今回の適応拡大承認は、VWD の成人を対象としたP3試験であるNCT02973087、VWD (NCT02932618)およびVWDの成人および小児(NCT03879135)の3データに 基づくもの。
VWDは、米国だけで300万人以上が罹患している最も一般的な出血性疾患で、男性と女性の間で等しく発生する。VWD患者は、血液凝固を助けるタンパク質であるフォン・ヴィレブランド因子(VWF)のレベルが低いか、機能不全に陥っている。

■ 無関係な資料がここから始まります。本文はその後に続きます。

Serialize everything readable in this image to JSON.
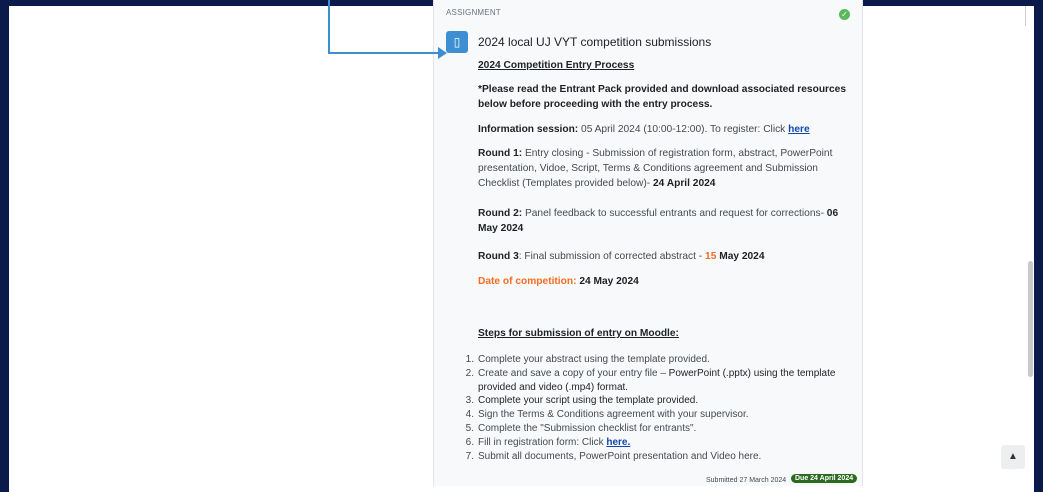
{
  "activity": {
    "label": "ASSIGNMENT",
    "title": "2024 local UJ VYT competition submissions"
  },
  "content": {
    "heading": "2024 Competition Entry Process",
    "notice": "*Please read the Entrant Pack provided and download associated resources below before proceeding with the entry process.",
    "info_label": "Information session:",
    "info_text": " 05 April 2024 (10:00-12:00). To register: Click ",
    "info_link": "here",
    "round1_label": "Round 1:",
    "round1_text": " Entry closing - Submission of registration form, abstract, PowerPoint presentation, Vidoe, Script, Terms & Conditions agreement and Submission Checklist (Templates provided below)- ",
    "round1_date": "24 April 2024",
    "round2_label": "Round 2:",
    "round2_text": " Panel feedback to successful entrants and request for corrections- ",
    "round2_date": "06 May 2024",
    "round3_label": "Round 3",
    "round3_text": ": Final submission of corrected abstract - ",
    "round3_date_a": "15",
    "round3_date_b": " May 2024",
    "competition_label": "Date of competition:",
    "competition_date": " 24 May 2024",
    "steps_heading": "Steps for submission of entry on Moodle:"
  },
  "steps": [
    {
      "num": "1.",
      "text": "Complete your abstract using the template provided."
    },
    {
      "num": "2.",
      "text_a": "Create and save a copy of your entry file – ",
      "text_b": "PowerPoint (.pptx) using the template provided and video (.mp4) format."
    },
    {
      "num": "3.",
      "text": "Complete your script using the template provided."
    },
    {
      "num": "4.",
      "text": "Sign the Terms & Conditions agreement with your supervisor."
    },
    {
      "num": "5.",
      "text": "Complete the \"Submission checklist for entrants\"."
    },
    {
      "num": "6.",
      "text": "Fill in registration form: Click ",
      "link": "here."
    },
    {
      "num": "7.",
      "text": "Submit all documents, PowerPoint presentation and Video here."
    }
  ],
  "footer": {
    "submitted": "Submitted 27 March 2024",
    "due": "Due 24 April 2024"
  },
  "icons": {
    "completion": "check-icon",
    "activity": "document-icon",
    "back_to_top": "arrow-up-icon"
  },
  "colors": {
    "background": "#0a1a4a",
    "accent_blue": "#3d8fd1",
    "orange": "#f26d21",
    "due_badge": "#2d6a21",
    "complete_green": "#5cb85c"
  }
}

これは、怪我や手術後、消化管出血、歯科処置、出産による生命を脅かす出血、鼻血の長期化、月経出血の多いまたは長期の出血、あざができやすいなど、生活の質に重大な影響を与える可能性がある。
VONVENDI は、体内の欠損または機能不全の VWF を置き換えるように設計された注入薬である。VONVENDIは独特の長い半減期を持ってる(成人で22.6時間[50 IU / kg]、子供で14.3時間)。臨床試験では、非外科的出血の大部分は、成人(157/192)と子供(80/104)の両方で1回のVONVENDI注入で治療された。

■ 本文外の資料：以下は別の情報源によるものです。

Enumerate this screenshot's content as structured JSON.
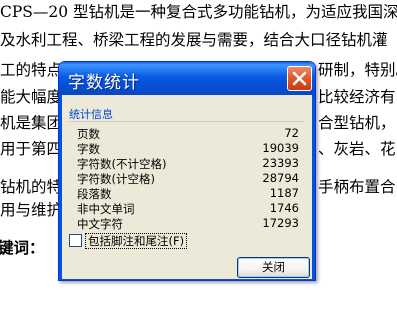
{
  "document": {
    "lines": [
      "CPS—20 型钻机是一种复合式多功能钻机，为适应我国深",
      "及水利工程、桥梁工程的发展与需要，结合大口径钻机灌",
      "工的特点",
      "能大幅度",
      "机是集团",
      "用于第四",
      "钻机的特",
      "用与维护"
    ],
    "right_fragments": [
      "研制，特别。",
      "比较经济有",
      "合型钻机，",
      "、灰岩、花",
      "手柄布置合"
    ],
    "keyword_label": "键词："
  },
  "dialog": {
    "title": "字数统计",
    "group_title": "统计信息",
    "stats": [
      {
        "label": "页数",
        "value": "72"
      },
      {
        "label": "字数",
        "value": "19039"
      },
      {
        "label": "字符数(不计空格)",
        "value": "23393"
      },
      {
        "label": "字符数(计空格)",
        "value": "28794"
      },
      {
        "label": "段落数",
        "value": "1187"
      },
      {
        "label": "非中文单词",
        "value": "1746"
      },
      {
        "label": "中文字符",
        "value": "17293"
      }
    ],
    "checkbox_label": "包括脚注和尾注(F)",
    "checkbox_checked": false,
    "close_button_label": "关闭",
    "colors": {
      "titlebar": "#0a5ae0",
      "close_red": "#e45a2c",
      "group_title": "#0046d5",
      "body_bg": "#ece9d8"
    },
    "icons": {
      "close": "close-x-icon"
    }
  }
}
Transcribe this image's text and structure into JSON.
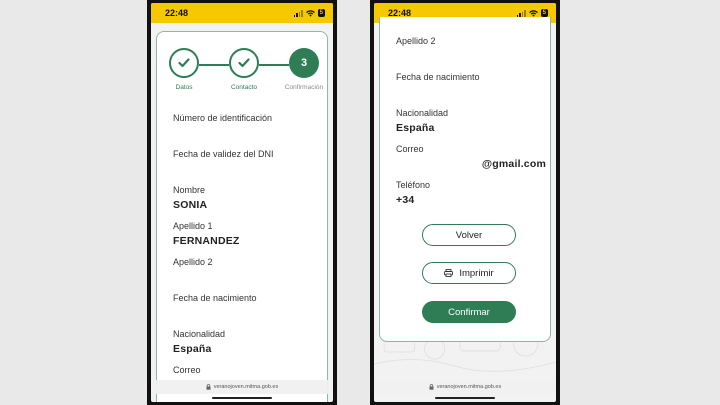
{
  "status": {
    "time": "22:48",
    "battery": "5"
  },
  "url": "veranojoven.mitma.gob.es",
  "stepper": {
    "steps": [
      {
        "label": "Datos",
        "state": "done"
      },
      {
        "label": "Contacto",
        "state": "done"
      },
      {
        "label": "Confirmación",
        "number": "3",
        "state": "current"
      }
    ]
  },
  "left_fields": {
    "id_label": "Número de identificación",
    "dni_validity_label": "Fecha de validez del DNI",
    "name_label": "Nombre",
    "name_value": "SONIA",
    "surname1_label": "Apellido 1",
    "surname1_value": "FERNANDEZ",
    "surname2_label": "Apellido 2",
    "birthdate_label": "Fecha de nacimiento",
    "nationality_label": "Nacionalidad",
    "nationality_value": "España",
    "email_label": "Correo"
  },
  "right_fields": {
    "surname2_label": "Apellido 2",
    "birthdate_label": "Fecha de nacimiento",
    "nationality_label": "Nacionalidad",
    "nationality_value": "España",
    "email_label": "Correo",
    "email_value": "@gmail.com",
    "phone_label": "Teléfono",
    "phone_value": "+34"
  },
  "buttons": {
    "back": "Volver",
    "print": "Imprimir",
    "confirm": "Confirmar"
  },
  "colors": {
    "accent": "#2e7d55",
    "status_bar": "#f5c800"
  }
}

武田薬品は、日本においてVWD小児患者の出血のオンデマンドおよび周術期管理に適応症を拡大する「VONVENDI」を、欧州連合(EU)では小児VWD患者にオンデマンドで使用するVEYVONDI(vonicog alfa)の適応拡大承認を求める申請を提出している。
◆ジョナサン・C・ロバーツ出血・凝固障害研究所副医療・研究ディレクター(イリノイ大学ピオリア医科大学の小児科および医学准教授)のコメント
FDAがVONVENDIをすべてのVWDタイプの成人における日常的な予防的使用に承認したことは、この困難な状態のケアを進歩させる上で極めて重要なマイルストーンを示している。予防的治療は、自然出血や関節出血を含む成人の出血の頻度を減らすために重要である。
サブタイプに関係なく、VWDのすべての成人に対する標準治療として予防を確立することは、出血リスクと出血が患者の日常生活に与える可能性のある負担を管理する上で重要な前進を表している。
◆シェリル・シュワルツ武田薬品米国希少疾患事業部門リード兼米国商業事業部担当シニアバイスプレジデントのコメント
VWDとともに生きる子供と大人は、学校、仕事、愛する人との時間などの日常生活に支障をきたす出血など、特有の課題に直面しており、しばしば身体的および精神的な負担につながる。
2015年にVONVENDIが最初に承認されて以来、VWDの成人を支援してきたことを誇りに思っており、今後はさらに多くの患者が症状を管理できるよう支援できるようになる。このマイルストーンは、革新的な治療法の提供に努めるタケダの血液および出血性疾患コミュニティへの揺るぎないコミットメントを浮き彫りにしている。